HESI RN
RN HESI Exit Exam
1. A client who is receiving long-term steroid therapy complains of blurred vision. Which intervention should the nurse implement first?
- A. Instruct the client to use artificial tears to lubricate the eyes
- B. Administer an ophthalmic antibiotic as prescribed
- C. Arrange for the client to see an optometrist for an eye exam
- D. Notify the healthcare provider immediately
Correct answer: D
Rationale: The correct answer is to notify the healthcare provider immediately (Option D). Blurred vision in a client on long-term steroid therapy can be a sign of serious conditions like cataracts or glaucoma, which need urgent medical evaluation and management. Instructing the client to use artificial tears (Option A) may help with dry eyes but does not address the underlying cause of blurred vision. Administering an ophthalmic antibiotic (Option B) is not indicated unless there is a specific infection present. Referring the client to an optometrist for an eye exam (Option C) may delay necessary medical intervention by the healthcare provider, who should be involved promptly in this situation.

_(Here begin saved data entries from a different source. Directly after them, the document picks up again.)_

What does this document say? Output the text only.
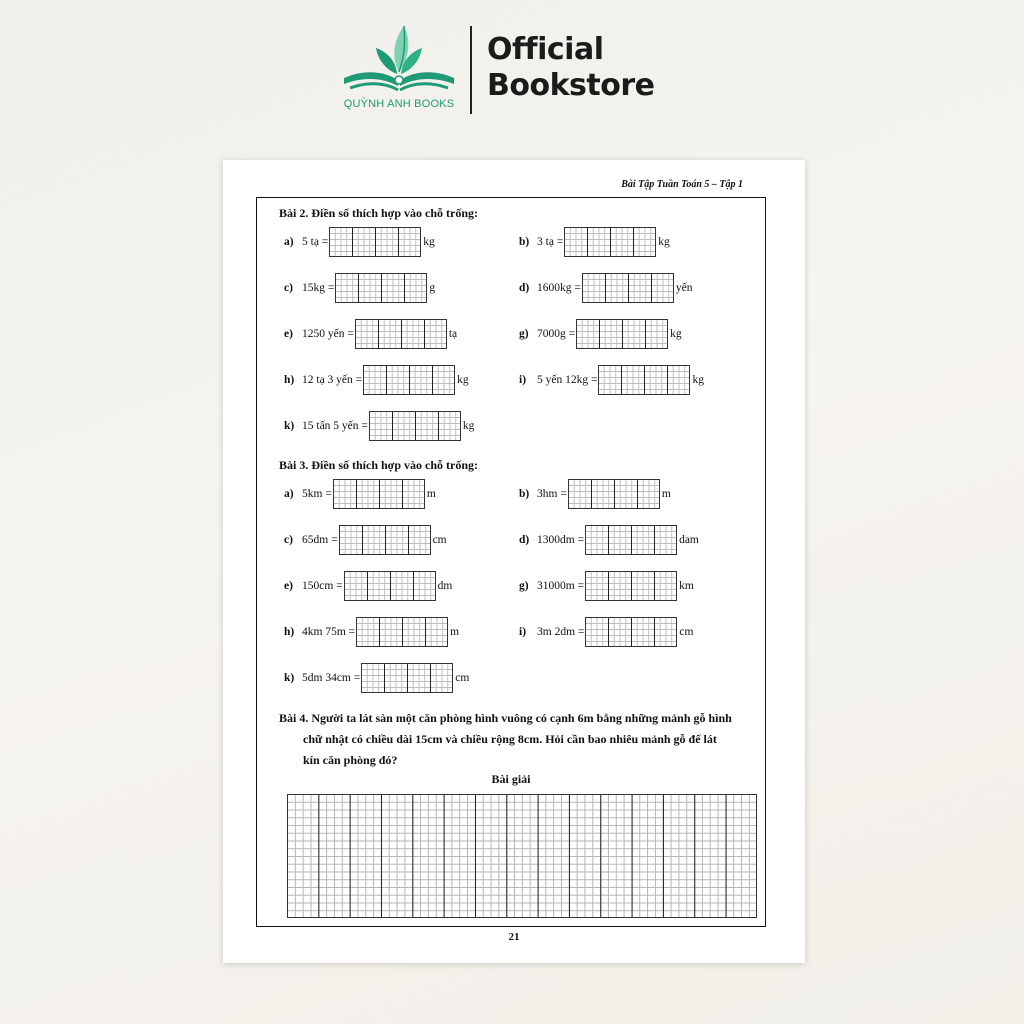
QUỲNH ANH BOOKS
Official
Bookstore
Bài Tập Tuần Toán 5 – Tập 1
Bài 2. Điền số thích hợp vào chỗ trống:
a) 5 tạ =	kg	b) 3 tạ =	kg
c) 15kg =	g	d) 1600kg =	yến
e) 1250 yến =	tạ	g) 7000g =	kg
h) 12 tạ 3 yến =	kg	i) 5 yến 12kg =	kg
k) 15 tấn 5 yến =	kg
Bài 3. Điền số thích hợp vào chỗ trống:
a) 5km =	m	b) 3hm =	m
c) 65dm =	cm	d) 1300dm =	dam
e) 150cm =	dm	g) 31000m =	km
h) 4km 75m =	m	i) 3m 2dm =	cm
k) 5dm 34cm =	cm
Bài 4. Người ta lát sàn một căn phòng hình vuông có cạnh 6m bằng những mảnh gỗ hình
chữ nhật có chiều dài 15cm và chiều rộng 8cm. Hỏi cần bao nhiêu mảnh gỗ để lát
kín căn phòng đó?
Bài giải
21
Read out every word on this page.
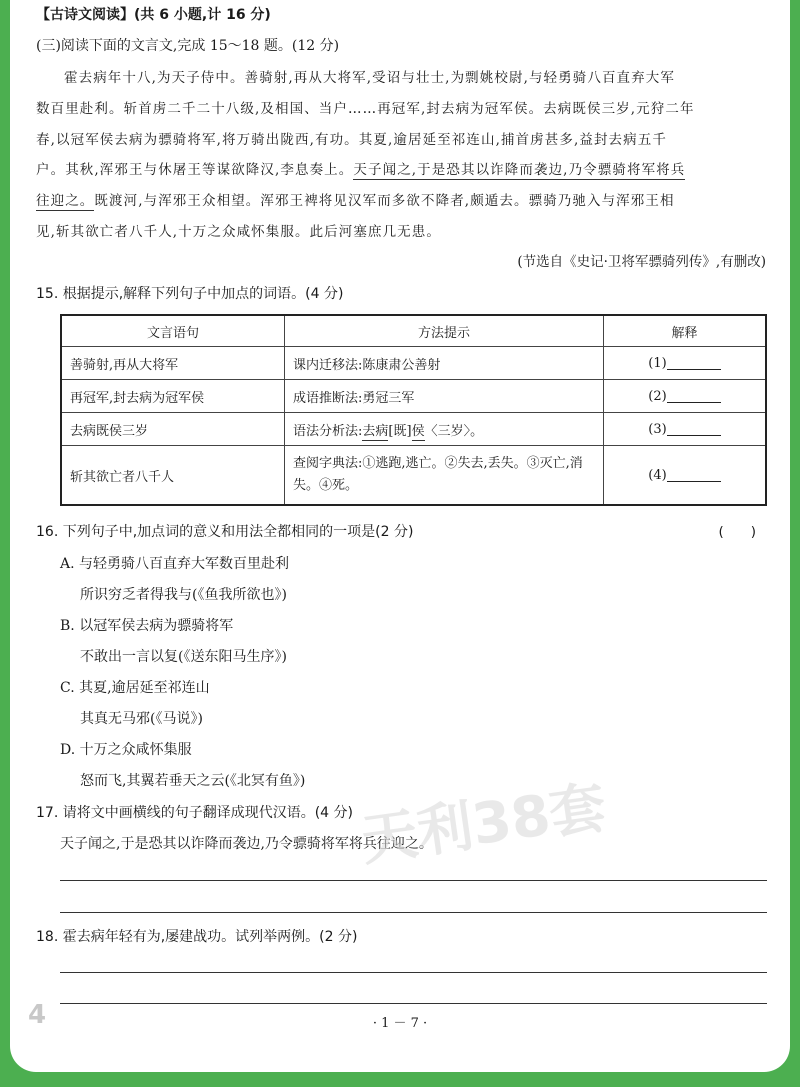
【古诗文阅读】(共 6 小题,计 16 分)
(三)阅读下面的文言文,完成 15～18 题。(12 分)
霍去病年十八,为天子侍中。善骑射,再从大将军,受诏与壮士,为剽姚校尉,与轻勇骑八百直弃大军
数百里赴利。斩首虏二千二十八级,及相国、当户……再冠军,封去病为冠军侯。去病既侯三岁,元狩二年
春,以冠军侯去病为骠骑将军,将万骑出陇西,有功。其夏,逾居延至祁连山,捕首虏甚多,益封去病五千
户。其秋,浑邪王与休屠王等谋欲降汉,李息奏上。天子闻之,于是恐其以诈降而袭边,乃令骠骑将军将兵
往迎之。既渡河,与浑邪王众相望。浑邪王裨将见汉军而多欲不降者,颇遁去。骠骑乃驰入与浑邪王相
见,斩其欲亡者八千人,十万之众咸怀集服。此后河塞庶几无患。
(节选自《史记·卫将军骠骑列传》,有删改)
15. 根据提示,解释下列句子中加点的词语。(4 分)
文言语句	方法提示	解释
善骑射,再从大将军	课内迁移法:陈康肃公善射	(1)
再冠军,封去病为冠军侯	成语推断法:勇冠三军	(2)
去病既侯三岁	语法分析法:去病[既]侯〈三岁〉。	(3)
斩其欲亡者八千人	查阅字典法:①逃跑,逃亡。②失去,丢失。③灭亡,消失。④死。	(4)
16. 下列句子中,加点词的意义和用法全都相同的一项是(2 分)	(　　)
A. 与轻勇骑八百直弃大军数百里赴利
所识穷乏者得我与(《鱼我所欲也》)
B. 以冠军侯去病为骠骑将军
不敢出一言以复(《送东阳马生序》)
C. 其夏,逾居延至祁连山
其真无马邪(《马说》)
D. 十万之众咸怀集服
怒而飞,其翼若垂天之云(《北冥有鱼》)
17. 请将文中画横线的句子翻译成现代汉语。(4 分)
天子闻之,于是恐其以诈降而袭边,乃令骠骑将军将兵往迎之。
18. 霍去病年轻有为,屡建战功。试列举两例。(2 分)
天利38套
4	· 1 － 7 ·
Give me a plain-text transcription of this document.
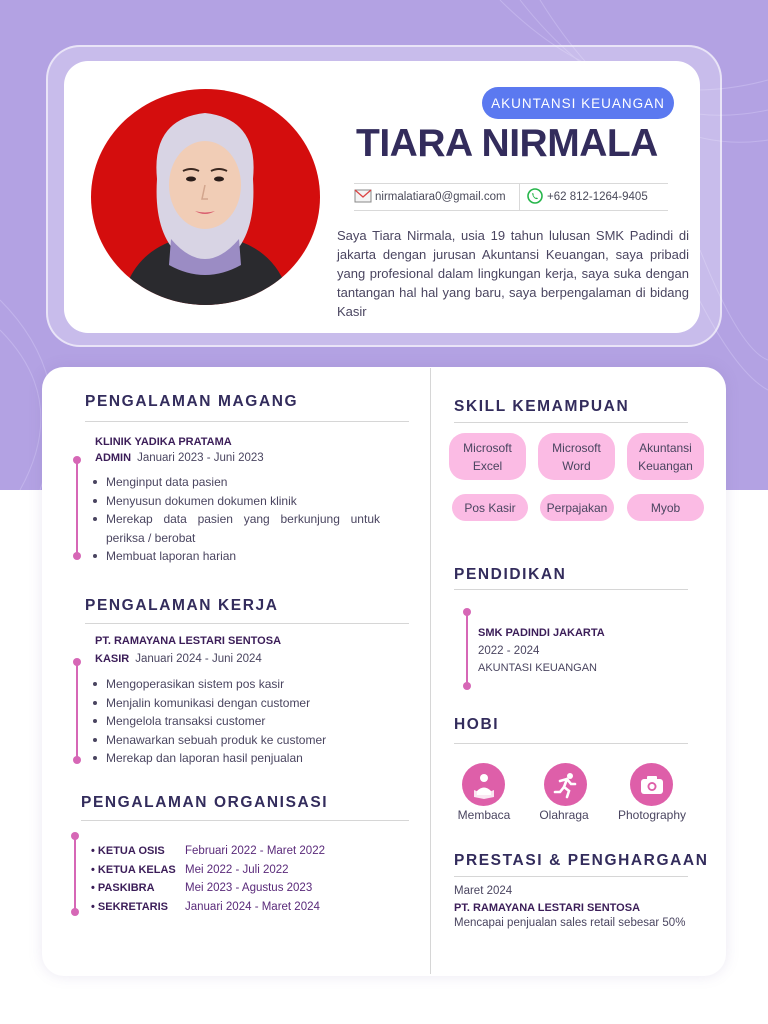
AKUNTANSI KEUANGAN
TIARA NIRMALA
nirmalatiara0@gmail.com	+62 812-1264-9405

Saya Tiara Nirmala, usia 19 tahun lulusan SMK Padindi di jakarta dengan jurusan Akuntansi Keuangan, saya pribadi yang profesional dalam lingkungan kerja, saya suka dengan tantangan hal hal yang baru, saya berpengalaman di bidang Kasir

PENGALAMAN MAGANG
KLINIK YADIKA PRATAMA
ADMIN Januari 2023 - Juni 2023
Menginput data pasien
Menyusun dokumen dokumen klinik
Merekap data pasien yang berkunjung untuk periksa / berobat
Membuat laporan harian
PENGALAMAN KERJA
PT. RAMAYANA LESTARI SENTOSA
KASIR Januari 2024 - Juni 2024
Mengoperasikan sistem pos kasir
Menjalin komunikasi dengan customer
Mengelola transaksi customer
Menawarkan sebuah produk ke customer
Merekap dan laporan hasil penjualan
PENGALAMAN ORGANISASI
• KETUA OSIS	Februari 2022 - Maret 2022
• KETUA KELAS Mei 2022 - Juli 2022
• PASKIBRA	Mei 2023 - Agustus 2023
• SEKRETARIS	Januari 2024 - Maret 2024
SKILL KEMAMPUAN
Microsoft Excel
Microsoft Word
Akuntansi Keuangan
Pos Kasir	Perpajakan	Myob
PENDIDIKAN
SMK PADINDI JAKARTA
2022 - 2024
AKUNTASI KEUANGAN
HOBI
Membaca	Olahraga	Photography
PRESTASI & PENGHARGAAN
Maret 2024
PT. RAMAYANA LESTARI SENTOSA
Mencapai penjualan sales retail sebesar 50%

2. During orientation, a newly hired nurse demonstrates suctioning of a tracheostomy in a skills class. After the demonstration, the supervising nurse expresses concern that the demonstrated procedure increased the client's risk for which problem?
- A. Infection
- B. Hypoxia
- C. Bleeding
- D. Bronchospasm
Correct answer: A
Rationale: The correct answer is A: Infection. Improper suctioning techniques can introduce pathogens, increasing the risk of infection. Choice B, Hypoxia, is incorrect as it is more related to inadequate oxygen supply. Choice C, Bleeding, is not typically associated with suctioning a tracheostomy unless done too aggressively. Choice D, Bronchospasm, is not directly linked to suctioning but may occur due to other triggers in patients with sensitive airways.
3. Which assessment finding of a postmenopausal woman necessitates a referral by the nurse to the healthcare provider for evaluation of thyroid functioning?
- A. Cold sensitivity.
- B. Hot flashes.
- C. Weight gain.
- D. Dry skin.
Correct answer: A
Rationale: The correct answer is A: Cold sensitivity. Cold sensitivity is a common symptom of hypothyroidism, a condition that affects the thyroid gland's ability to produce enough hormones. As a postmenopausal woman presents with cold sensitivity, it may indicate an underlying thyroid issue. Hot flashes (choice B) are more commonly associated with menopause than thyroid dysfunction. While weight gain (choice C) and dry skin (choice D) can also be symptoms of thyroid disorders, cold sensitivity is more specific and indicative of hypothyroidism, requiring prompt evaluation by a healthcare provider.
4. The nurse is assessing a client with chronic obstructive pulmonary disease (COPD) who is receiving supplemental oxygen. Which intervention should the nurse implement first?
- A. Elevate the head of the bed.
- B. Administer oxygen therapy as prescribed.
- C. Assess the client's oxygen saturation.
- D. Obtain an arterial blood gas (ABG) sample.
Correct answer: C
Rationale: Assessing the client's oxygen saturation is the first priority in managing a client with COPD receiving supplemental oxygen to ensure adequate oxygenation. Monitoring oxygen saturation levels helps in determining the effectiveness of the oxygen therapy and if adjustments are needed. Elevating the head of the bed can help with breathing but is not the first priority. Administering oxygen therapy as prescribed is important, but assessing the current oxygen saturation comes before administering more oxygen. Obtaining an arterial blood gas (ABG) sample may provide valuable information, but it is not the initial intervention needed in this situation.
5. A female client is admitted with end-stage pulmonary disease, is alert, oriented, and complaining of shortness of breath. The client tells the nurse that she wants 'no heroic measures' taken if she stops breathing, and she asks the nurse to document this in her medical record. What action should the nurse implement?
- A. Ask the client to discuss 'do not resuscitate' with her healthcare provider
- B. Document the client's wishes in her medical record
- C. Ask the client to sign an advance directive
- D. Place a 'Do Not Resuscitate' (DNR) order in the client's chart
Correct answer: A
Rationale: The correct action for the nurse to implement is to ask the client to discuss 'do not resuscitate' (DNR) wishes with her healthcare provider. This is important to ensure that the client makes informed decisions regarding her care. While documenting the client's wishes in her medical record is essential, it is crucial that the client discusses these wishes with the healthcare provider to understand the implications and have the DNR order legally documented. Asking the client to sign an advance directive is premature without a detailed discussion with the healthcare provider. Placing a 'Do Not Resuscitate' (DNR) order in the client's chart should only be done after the client has discussed and agreed upon this decision with the healthcare provider.